Nur schade für die SVP, dass auch hier das mit den fremden Richtern längst nicht so klar ist. Die Schweiz kann neues EU-Recht nur unter dem Vorbehalt des Referendums übernehmen, auch wenn sie einem bilateralen Vertrag bereits zugestimmt hat. Der EU-Gerichtshof entscheidet also nur über die Auslegung des EU-Rechtes, und das ist bekanntlich seine ureigenste Aufgabe. Wie es der frühere Bundesrichter und Ständerat Thomas Pfisterer feststellt, haben danach immer die Schweizer Stimmberechtigten das letzte Wort.*) Man kann gespannt sein, auf welches nochmals neue Feindbild die SVP umsteigen wird, falls diese Lösung Fahrt aufnimmt.
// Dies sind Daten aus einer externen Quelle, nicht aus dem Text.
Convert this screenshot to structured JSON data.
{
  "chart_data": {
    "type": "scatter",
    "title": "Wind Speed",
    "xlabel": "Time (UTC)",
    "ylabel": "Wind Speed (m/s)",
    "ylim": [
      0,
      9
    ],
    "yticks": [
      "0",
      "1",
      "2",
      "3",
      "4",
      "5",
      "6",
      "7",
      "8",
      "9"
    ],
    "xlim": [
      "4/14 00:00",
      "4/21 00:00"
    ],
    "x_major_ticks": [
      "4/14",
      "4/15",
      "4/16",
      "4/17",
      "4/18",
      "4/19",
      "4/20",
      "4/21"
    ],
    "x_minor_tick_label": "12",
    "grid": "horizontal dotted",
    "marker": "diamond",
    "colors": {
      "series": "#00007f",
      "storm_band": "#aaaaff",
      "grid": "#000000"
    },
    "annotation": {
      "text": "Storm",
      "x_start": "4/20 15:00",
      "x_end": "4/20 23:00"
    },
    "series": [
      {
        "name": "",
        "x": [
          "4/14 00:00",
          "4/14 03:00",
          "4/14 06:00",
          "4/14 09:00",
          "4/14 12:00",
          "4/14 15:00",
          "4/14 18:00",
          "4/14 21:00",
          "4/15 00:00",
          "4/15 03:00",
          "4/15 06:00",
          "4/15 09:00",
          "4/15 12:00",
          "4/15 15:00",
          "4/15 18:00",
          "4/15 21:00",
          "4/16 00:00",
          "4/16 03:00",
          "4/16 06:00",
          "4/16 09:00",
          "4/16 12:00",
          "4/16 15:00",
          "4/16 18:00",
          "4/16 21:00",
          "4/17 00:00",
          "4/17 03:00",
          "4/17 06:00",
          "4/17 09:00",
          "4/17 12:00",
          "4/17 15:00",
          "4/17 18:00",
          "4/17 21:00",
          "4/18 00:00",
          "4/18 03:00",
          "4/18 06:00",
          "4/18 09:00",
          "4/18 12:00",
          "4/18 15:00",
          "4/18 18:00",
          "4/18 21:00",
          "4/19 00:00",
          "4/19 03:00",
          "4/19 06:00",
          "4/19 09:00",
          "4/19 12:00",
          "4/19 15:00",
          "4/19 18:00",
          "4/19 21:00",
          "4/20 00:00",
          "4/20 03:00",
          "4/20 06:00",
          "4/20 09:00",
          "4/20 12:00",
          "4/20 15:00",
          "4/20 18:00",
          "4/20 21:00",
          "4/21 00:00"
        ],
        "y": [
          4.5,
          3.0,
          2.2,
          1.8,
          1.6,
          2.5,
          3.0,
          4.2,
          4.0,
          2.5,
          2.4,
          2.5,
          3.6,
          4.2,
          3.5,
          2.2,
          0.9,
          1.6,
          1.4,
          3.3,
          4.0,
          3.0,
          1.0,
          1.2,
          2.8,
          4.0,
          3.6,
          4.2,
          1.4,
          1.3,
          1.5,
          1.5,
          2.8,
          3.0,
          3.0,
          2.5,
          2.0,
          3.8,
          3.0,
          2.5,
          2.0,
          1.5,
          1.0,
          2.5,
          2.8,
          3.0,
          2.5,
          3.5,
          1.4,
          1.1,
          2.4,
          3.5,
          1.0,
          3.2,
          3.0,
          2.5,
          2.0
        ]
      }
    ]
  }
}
Die grosssprecherischen Ankündigungen dieser Partei sind in letzter Zeit leiser geworden, was nicht verwunderlich ist. Nicht nur die Slalomfahrt in der Begründung, auch die Taufe ihres neuesten Konstrukts auf den Namen «Selbstbestimmungsinitiative» zeigt die Hilflosigkeit, mit welcher diese Partei neuerdings ihr altbackenes Geschäft der Abschottung und Isolation unseres Landes betreibt. Selbstbestimmung bedeutet dort mitzureden, wo die Dinge entschieden werden. Für die Schweiz ist das in vielen Fragen die Europäische Union. Die neueste Initiative der SVP hat demgegenüber das Ziel, die Schweiz von wichtigen Entscheidungen fernzuhalten. Es ist eine eigentliche «Entmündigungs-Initiative».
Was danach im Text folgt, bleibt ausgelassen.